Controlled clinical studies in furcation defects

A multicenter, randomized, controlled, split-mouth, clinical study compared treatment of mandibular class II furcation defects with 90 comparable defects on the contralateral molars.143,144 Defects were randomly assigned to treatment with EMD or GTR using a bioresorbable membrane. It was concluded that there was a significantly greater reduction in horizontal furcation depth and a comparatively lower incidence of postoperative pain/swelling following EMD than with GTR therapy. Casarin et al evaluated the response of proximal furcations treated with EMD in a prospective 24-month randomized clinical trial.145 At 24 months, the study group (open flap debridement + EDTA + EMD) showed a 1.9 ± 1.6 mm probing depth reduction whereas the control group showed a 1.0 ± 1.3 mm probing depth reduction. Relative horizontal clinical attachment levels were 0.7 ± 1.3 and 1.4 ± 0.9 mm, respectively.145

Effect of EMD on early wound healing

A quantitative study by Lafzi et al146 sought to illustrate the ultrastructural changes associated with a human gingival wound 10 days after application of EMD as an adjunct to a laterally positioned flap in a patient with gingival recession. Ten days after the operation, a gingival biopsy specimen was obtained from the dentogingival region and examined using a transmission electron microscope. A considerable difference was found in both the cellular and extracellular phases of the EMD and non-EMD sites. Fibroblasts at the EMD site were rounded with plump cytoplasm and euchromatic nuclei. Well-developed rough endoplasmic reticulum and numerous mitochondria could be detected. In contrast, the fibroblasts at the non-EMD site were of flattened spindle-like morphology. It seems that EMD may enhance certain features of gingival wound healing, which may be attributable to its anti-apoptotic, antibacterial, or anti-inflammatory properties.146

EMD as a pulpotomy agent in primary teeth has been also evaluated histologically. In a study of 10 carious primary canines among teeth deemed for serial extraction, Emdogain gel was used as a pulp dressing material on the amputated pulp stumps. Most of the teeth showed coalescing islands of dentin-like tissue trying to bridge the full width of the coronal pulp at the interface between the wounded and unharmed pulp tissue below the amputation site.147 New experiments now confirm that amelogenins present in Emdogain have the potential for use in endodontics, bone regeneration, implantology, traumatology, and wound care.148

Conclusion

Application of enamel matrix proteins in the form of Emdogain has set a modern standard for periodontal regeneration therapy.
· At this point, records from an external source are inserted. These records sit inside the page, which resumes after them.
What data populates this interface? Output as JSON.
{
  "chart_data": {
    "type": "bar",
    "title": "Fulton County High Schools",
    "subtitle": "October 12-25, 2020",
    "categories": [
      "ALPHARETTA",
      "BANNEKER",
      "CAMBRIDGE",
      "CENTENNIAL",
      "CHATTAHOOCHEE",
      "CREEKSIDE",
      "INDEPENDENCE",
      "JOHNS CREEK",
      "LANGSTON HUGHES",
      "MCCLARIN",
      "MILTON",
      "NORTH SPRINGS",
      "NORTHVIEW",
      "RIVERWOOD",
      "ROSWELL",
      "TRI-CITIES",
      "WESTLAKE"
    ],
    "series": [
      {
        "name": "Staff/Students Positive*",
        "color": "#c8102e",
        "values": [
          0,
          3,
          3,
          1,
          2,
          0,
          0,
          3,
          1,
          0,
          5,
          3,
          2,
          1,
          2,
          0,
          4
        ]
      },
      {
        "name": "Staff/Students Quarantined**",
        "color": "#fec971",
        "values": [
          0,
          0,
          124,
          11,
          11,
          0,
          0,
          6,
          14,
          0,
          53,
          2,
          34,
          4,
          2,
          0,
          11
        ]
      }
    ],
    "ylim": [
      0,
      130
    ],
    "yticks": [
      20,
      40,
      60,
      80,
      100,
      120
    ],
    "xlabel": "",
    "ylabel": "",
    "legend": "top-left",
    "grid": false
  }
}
Surgical periodontal treatment of deep intrabony defects with EMD promotes periodontal regeneration. Surgical periodontal treatment of deep intrabony defects using EMD may lead to significantly greater improvements in clinical parameters compared with open flap debridement alone. The effect of treatment with EMD is comparable with that for GTR and can be maintained over a 10-year period. The combination of EMD and some types of bone graft/bone substitute may result in the soft and hard tissue parameters compared with treatment with EMD alone. Further studies are needed in order to clarify definitively the possible advantage of combination therapy using EMD and bone grafts/bone substitutes in relation to single therapies. Application of EMD seems to provide better long-term results than coronally repositioned flaps alone. Application of EMD may enhance periodontal regeneration in mandibular class II furcations, comparable with that obtained using GTR.

Footnotes

Disclosure

The author reports no conflicts of interest in this work.